Migrate a blog from hexo to docusaurus
Overview
I've been using hexo since 2016, and I love it because it has a lot of plugins and themes. Since 2019. As there are many other Static Site Generators, the advantages of hexo are no longer available. The updates of ecosystem libraries such as theme and plugin development have also decreased.
The stack was theme-dependent: ejs -> njk, less -> sass -> stylus. Crucially, it's a nodejs-based core, so even if I uploaded a troubleshooting, it was a waste of resources.
Docusaurus didn't have algolia search when it was 1-2 alpha. There was a shovel to swizzle and use the local search community plugin to attach it, and Korean did not work normally.
In 2023, version 2 was launched, the frontend stack was unified based on React, and it seemed like it was okay to proceed with this work.
Troubleshooting
SEO
URI
- hexo puts the date inside the front-matter syntax as
date: 2023-01-10 09:00:00
. - docusaurus should use the nested folder structure.
- It will parse the front-matter.date in the md file and treat it like
/2023/01/10/title
in the URL.
Site Verification
- I put it in the configuration without any problems.
{
"themeConfig": {
"metadata": [
// ? https://search.google.com/search-console
{
"name": "google-site-verification",
"content": "g"
}
]
}
}
hexo new
hexo new post "title"
This command creates a post, but I needed a compatible command.- I used
yarn cmd new title
to generate what looks likeblog/2023/01/10/title.mdx
as of today. - For URL normalization, you can use
import { slugize } from "hexo-util";
.- slugify also removes Korean characters.
archive
- The archive of hexo is Order by Created DESC, while docusaurus is ASC sorted.

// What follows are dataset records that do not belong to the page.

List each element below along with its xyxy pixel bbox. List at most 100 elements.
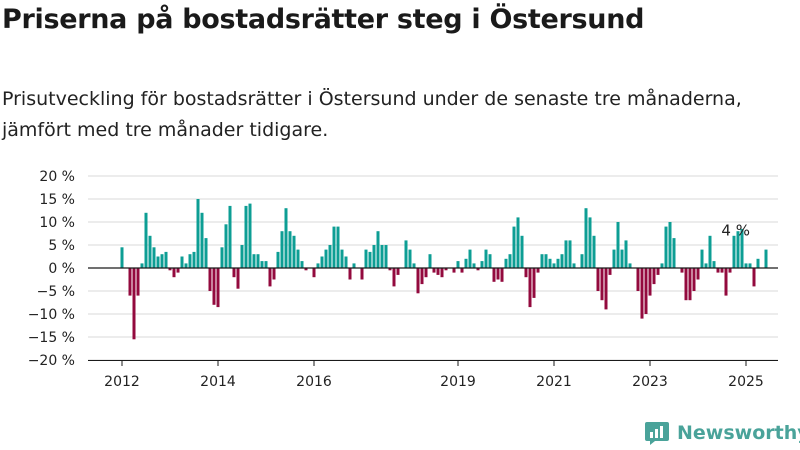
- bar: [332, 226, 336, 268]
- bar: [212, 268, 216, 305]
- bar: [620, 249, 624, 268]
- bar: [176, 268, 180, 273]
- bar: [648, 268, 652, 296]
- bar: [592, 235, 596, 268]
- bar: [196, 199, 200, 268]
- bar: [316, 263, 320, 268]
- bar: [452, 268, 456, 273]
- bar: [236, 268, 240, 289]
- x-tick-label: 2016: [296, 374, 332, 390]
- bar: [276, 251, 280, 268]
- bar: [392, 268, 396, 287]
- bar: [144, 212, 148, 268]
- bar: [568, 240, 572, 268]
- bar: [664, 226, 668, 268]
- bar: [404, 240, 408, 268]
- bar: [284, 208, 288, 268]
- bar: [684, 268, 688, 301]
- brand: Newsworthy: [644, 418, 800, 448]
- bar: [604, 268, 608, 310]
- bar: [220, 247, 224, 268]
- x-tick-label: 2021: [536, 374, 572, 390]
- bar: [352, 263, 356, 268]
- bar: [680, 268, 684, 273]
- bar: [636, 268, 640, 291]
- bar: [524, 268, 528, 278]
- bar: [376, 231, 380, 268]
- bar: [600, 268, 604, 301]
- bar: [244, 205, 248, 268]
- bar: [512, 226, 516, 268]
- y-tick-label: −10 %: [28, 307, 75, 323]
- bar: [652, 268, 656, 285]
- bar: [580, 254, 584, 268]
- bar: [240, 245, 244, 268]
- bar: [740, 228, 744, 268]
- bar: [132, 268, 136, 340]
- annotation-label: 4 %: [721, 222, 750, 240]
- bar: [304, 268, 308, 271]
- bar: [508, 254, 512, 268]
- bar: [120, 247, 124, 268]
- bar: [224, 224, 228, 268]
- bar: [140, 263, 144, 268]
- bar: [280, 231, 284, 268]
- bar: [584, 208, 588, 268]
- bar: [432, 268, 436, 273]
- bar: [468, 249, 472, 268]
- axes: [88, 267, 778, 366]
- y-tick-label: 20 %: [39, 169, 75, 185]
- bar: [540, 254, 544, 268]
- y-tick-label: 0 %: [48, 261, 75, 277]
- bar: [328, 245, 332, 268]
- bar: [744, 263, 748, 268]
- bar: [660, 263, 664, 268]
- bar: [128, 268, 132, 296]
- bar: [504, 258, 508, 268]
- bar: [756, 258, 760, 268]
- bar: [156, 256, 160, 268]
- bar: [372, 245, 376, 268]
- bar: [428, 254, 432, 268]
- bar: [192, 251, 196, 268]
- bar: [724, 268, 728, 296]
- bar: [200, 212, 204, 268]
- bar: [324, 249, 328, 268]
- x-tick-label: 2025: [728, 374, 764, 390]
- x-tick-label: 2012: [104, 374, 140, 390]
- bar: [444, 268, 448, 271]
- bar: [288, 231, 292, 268]
- bar: [712, 261, 716, 268]
- bar: [764, 249, 768, 268]
- bar: [136, 268, 140, 296]
- bar: [264, 261, 268, 268]
- bar: [168, 268, 172, 271]
- bar: [232, 268, 236, 278]
- bar: [396, 268, 400, 275]
- bar: [348, 268, 352, 280]
- bar: [164, 251, 168, 268]
- bar: [312, 268, 316, 278]
- bar: [228, 205, 232, 268]
- bar: [736, 231, 740, 268]
- bar: [340, 249, 344, 268]
- bar: [516, 217, 520, 268]
- bar: [344, 256, 348, 268]
- bar: [704, 263, 708, 268]
- bar: [184, 263, 188, 268]
- bar: [456, 261, 460, 268]
- bar-chart: 20 % 15 % 10 % 5 % 0 % −5 % −10 % −15 % −20 % 201…: [28, 169, 778, 390]
- bar: [608, 268, 612, 275]
- bar: [300, 261, 304, 268]
- bar: [148, 235, 152, 268]
- bar: [644, 268, 648, 314]
- bar: [536, 268, 540, 273]
- bar: [256, 254, 260, 268]
- y-tick-label: −20 %: [28, 353, 75, 369]
- x-tick-label: 2023: [632, 374, 668, 390]
- x-tick-label: 2014: [200, 374, 236, 390]
- bar: [464, 258, 468, 268]
- bar: [380, 245, 384, 268]
- bar: [272, 268, 276, 280]
- bar: [180, 256, 184, 268]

- There was an issue to provide this as a plugin option, but it was closed, and do it yourself was the answer.
- I created one, overwrote the existing component, rearranged it, and linked it.
{
"presets": [
"classic",
{
"blog": {
// path.resolve needed
"blogArchiveComponent": "./src/component/BlogArchiveDescendingPage.tsx"
}
}
]
}
tag
- A docusaurus tag is defined as
tags: [tag1, tag2]
and must satisfy this format. - I asked ChatGPT for a regular expression and replaced it with the whole thing.
github action
- Set up the target repo and branch.
- Issue a personal access token and insert the two values appropriately.
- Run yarn build, yarn deploy and it should work fine.
{
"organizationName": "gracefullight",
"projectName": "gracefullight.github.io",
"deploymentBranch": "main",
"trailingSlash": true
}
env:
GIT_USER: ${{ secrets.GIT_USER }}
GIT_PASS: ${{ secrets.GIT_PASS }}
dark only
- Dark only, also deleted the switch.
{
"themeConfig": {
"colorMode": {
"defaultMode": "dark",
"disableSwitch": true
}
}
}
code block
- has a different format, so I replaced it with a regular expression.
# hexo
\`\`\`language title
# docusaurus
\`\`\`language title="title"
comment
- I don't have time to answer questions about the comment feature.
- I tried to delete it, but I customized it and integrated gitalk.
search
- I requested free indexing because algolia is not an open source documentation, but the ticket status didn't change.
- I used @easyops-cn/docusaurus-search-local, but it doesn't support mobile.
{
"themes": [
"@easyops-cn/docusaurus-search-local",
/** @type {import("@easyops-cn/docusaurus-search-local").PluginOptions} */
{
"indexDocs": false,
"blogRouteBasePath": "/",
"hashed": true,
"language": ["en", "ko"]
}
]
}
- After about a week, algolia replied and the indexing was successfully completed.
Result
- LGTM
- I think I need to build typesense first, so it won't be easy.
- If you don't need to view it on mobile, the above plugin should be enough.